Il gruppo rimase in silenzio per un attimo, cercando di mettere insieme tutti i pezzi di ciò che l’incappucciato stava dicendo. Danu Talis non era ancora caduta perché non c’era ancora stata nessuna battaglia. E loro erano i guerrieri che avrebbero combattuto quella battaglia. Un gruppo proveniente dal futuro per plasmare gli eventi del passato.
— E se rifiutassimo? — chiese Saint-Germain. — Puoi rimandarci nel nostro mondo? A Parigi, nella Foresta di Sherwood o a San Francisco?

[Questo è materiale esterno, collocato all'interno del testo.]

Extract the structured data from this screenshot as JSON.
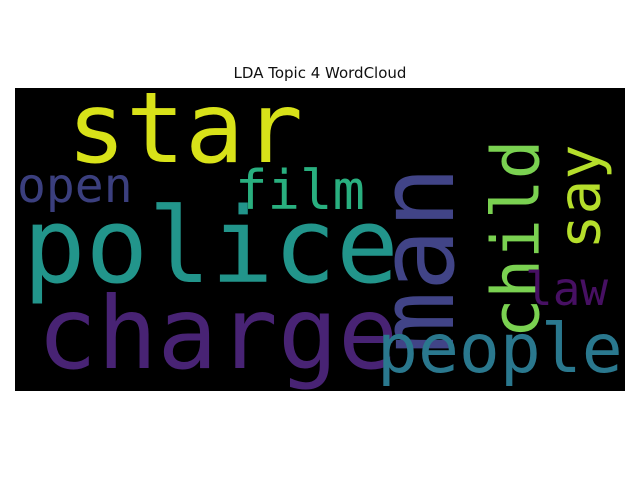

— No. C’è voluto un enorme dispendio di energia per creare questo Regno d’Ombra preistorico; non ho né il potere né la capacità di rimandarvi indietro. Non appena io me ne andrò, questo mondo comincerà a decadere e a morire.
— Quindi non abbiamo molta scelta — commentò Saint-Germain.
— C’è sempre una scelta — replicò l’incappucciato. — Soltanto che alcune sono più difficili di altre. Potete venire con me e vivere, o restare qui e morire.
— Non mi sembra un granché, come scelta — osservò Palamede.
— È l’unica che avete.
— E una volta a Danu Talis, dobbiamo combattere?
— Sì. Combatterete… nella battaglia più grande in cui abbiate mai combattuto.
Palamede guardò il Bardo, e Shakespeare sorrise e annuì. — Ho sempre desiderato vedere una terra mitica — disse. — Ho una magnifica idea per un’opera… mi manca solo l’ambientazione…
— E io credo che mi piacerebbe vedere il luogo in cui sono nata prima che si inabissi in mare — affermò Scatty, con una strana urgenza nella voce. Sembrava perfino più pallida del solito.
Gli occhi dell’incappucciato si incresparono di nuovo. — Sì. E potresti anche riuscire a vedere i tuoi genitori.
L’Ombra fece un passo indietro, spaventata. Era esattamente quello che stava pensando.
— Ho una domanda — intervenne Jeanne, e tutti si voltarono a guardarla. — Come ti chiami? Tu ci conosci… in effetti, sembri conoscerci molto bene… ma noi non abbiamo idea di chi tu sia.
L’incappucciato annuì. — Ho avuto molti nomi nel corso dei secoli, ma quello che preferisco è il primo con cui sono stato chiamato a Danu Talis: Marethyu.
Scathach rimase a bocca aperta e gli umani immortali si voltarono a guardarla.
Jeanne posò una mano sul braccio dell’amica. — Che significa?
L’Ombra lanciò una rapida occhiata all’incappucciato.
— Diglielo — disse lui.
— Nella lingua di Danu Talis, significa “morte”.